在python中通过undetected_chromedriver在web抓取中获取输出txt文件的错误

vxf3dgd4  于 2023-08-01  发布在  Go
关注(0)|答案(1)|浏览(143)
import re
import time
import random
import logging
from concurrent.futures import ThreadPoolExecutor
from undetected_chromedriver import Chrome, ChromeOptions
from selenium.webdriver.common.by import By
from selenium.common.exceptions import WebDriverException, NoSuchElementException
from selenium.webdriver.support.ui import WebDriverWait
from selenium.webdriver.support import expected_conditions as EC
from bs4 import BeautifulSoup
import threading

# Configure logging
logging.basicConfig(filename='scraping.log', level=logging.INFO)
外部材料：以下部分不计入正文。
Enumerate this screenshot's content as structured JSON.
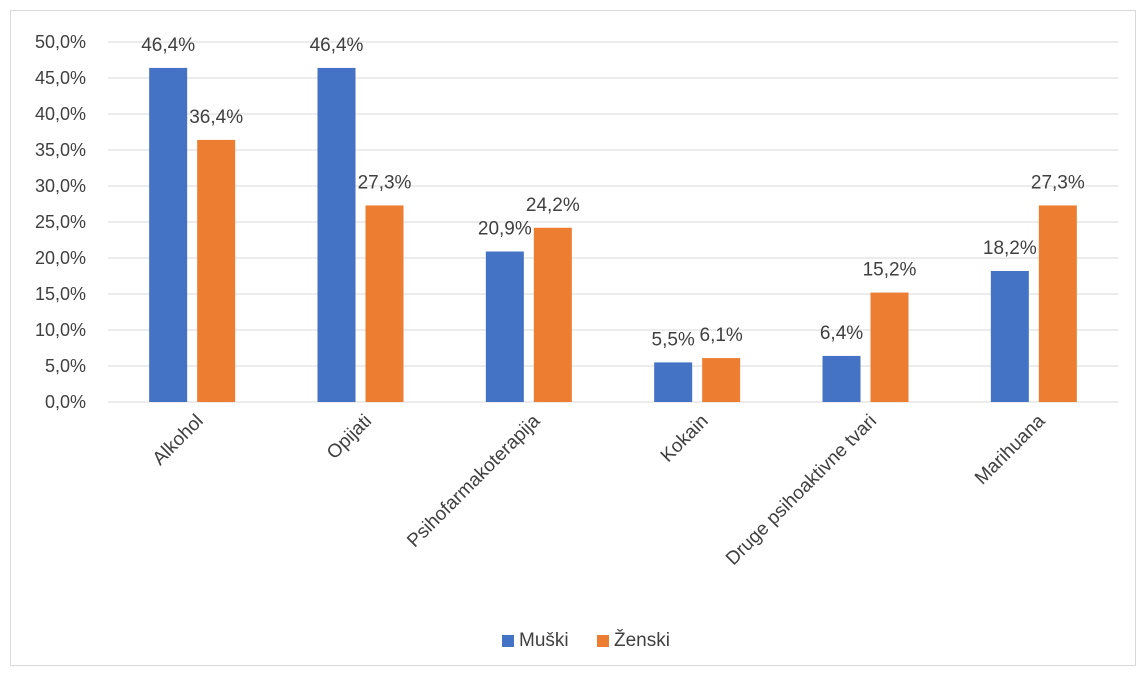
{
  "chart_data": {
    "type": "bar",
    "categories": [
      "Alkohol",
      "Opijati",
      "Psihofarmakoterapija",
      "Kokain",
      "Druge psihoaktivne tvari",
      "Marihuana"
    ],
    "series": [
      {
        "name": "Muški",
        "color": "#4472c4",
        "values": [
          46.4,
          46.4,
          20.9,
          5.5,
          6.4,
          18.2
        ],
        "labels": [
          "46,4%",
          "46,4%",
          "20,9%",
          "5,5%",
          "6,4%",
          "18,2%"
        ]
      },
      {
        "name": "Ženski",
        "color": "#ed7d31",
        "values": [
          36.4,
          27.3,
          24.2,
          6.1,
          15.2,
          27.3
        ],
        "labels": [
          "36,4%",
          "27,3%",
          "24,2%",
          "6,1%",
          "15,2%",
          "27,3%"
        ]
      }
    ],
    "ylim": [
      0,
      50
    ],
    "yticks": [
      "0,0%",
      "5,0%",
      "10,0%",
      "15,0%",
      "20,0%",
      "25,0%",
      "30,0%",
      "35,0%",
      "40,0%",
      "45,0%",
      "50,0%"
    ],
    "grid": true,
    "legend_position": "bottom"
  }
}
# Enable optimizations for faster page load
options = ChromeOptions()
options.page_load_strategy = 'eager'
options.add_argument('--enable-network-prediction')
options.add_argument('--disable-gpu')
options.add_argument('--enable-features=VaapiVideoDecoder')
options.add_argument('--disable-software-rasterizer')
options.add_argument('--disk-cache-size=33554432')

# Disable images and unnecessary content using Chrome options
options.add_argument("--disable-popup-blocking")
options.add_argument("--blink-settings=imagesEnabled=false")
options.add_argument("--disable-notifications")
options.add_argument("--disable-geolocation")
options.add_argument("--disable-plugins")
options.add_argument("--disable-popup-blocking")
options.add_argument("--disable-extensions")
options.add_argument("--disable-dev-shm-usage")
options.add_argument("--no-sandbox")
options.add_argument("--disable-infobars")
options.add_argument("--disable-web-security")
options.add_argument("--disable-logging")
options.add_argument("--mute-audio")
options.add_argument("--disable-stylesheet")

# Install AdBlock extension from Chrome Web Store using the extension ID
extension_id = "gighmmpiobklfepjocnamgkkbiglidom"
options.add_encoded_extension(extension_id)

# Create a cache folder for fast loading
cache_folder = os.path.join(os.getcwd(), "cache")
os.makedirs(cache_folder, exist_ok=True)
options.add_argument(f"--disk-cache-dir={cache_folder}")

# Initialize the Chrome WebDriver with error handling
driver = None
try:
    driver = Chrome(options=options)
except WebDriverException as e:
    logging.error(f"Error initializing Chrome WebDriver: {str(e)}")
    raise

# Read URLs from name.txt
with open("name.txt", "r", encoding="utf-8") as file:
    urls = [line.strip() for line in file if line.strip()]

# Set to keep track of processed URLs
processed_urls = set()
lock = threading.Lock()

def scrape_url(url):
    with lock:
        if url in processed_urls:
            return False
        processed_urls.add(url)

    try:
        driver.execute_cdp_cmd("Target.createTarget", {"url": url})
        driver.switch_to.window(driver.window_handles[-1])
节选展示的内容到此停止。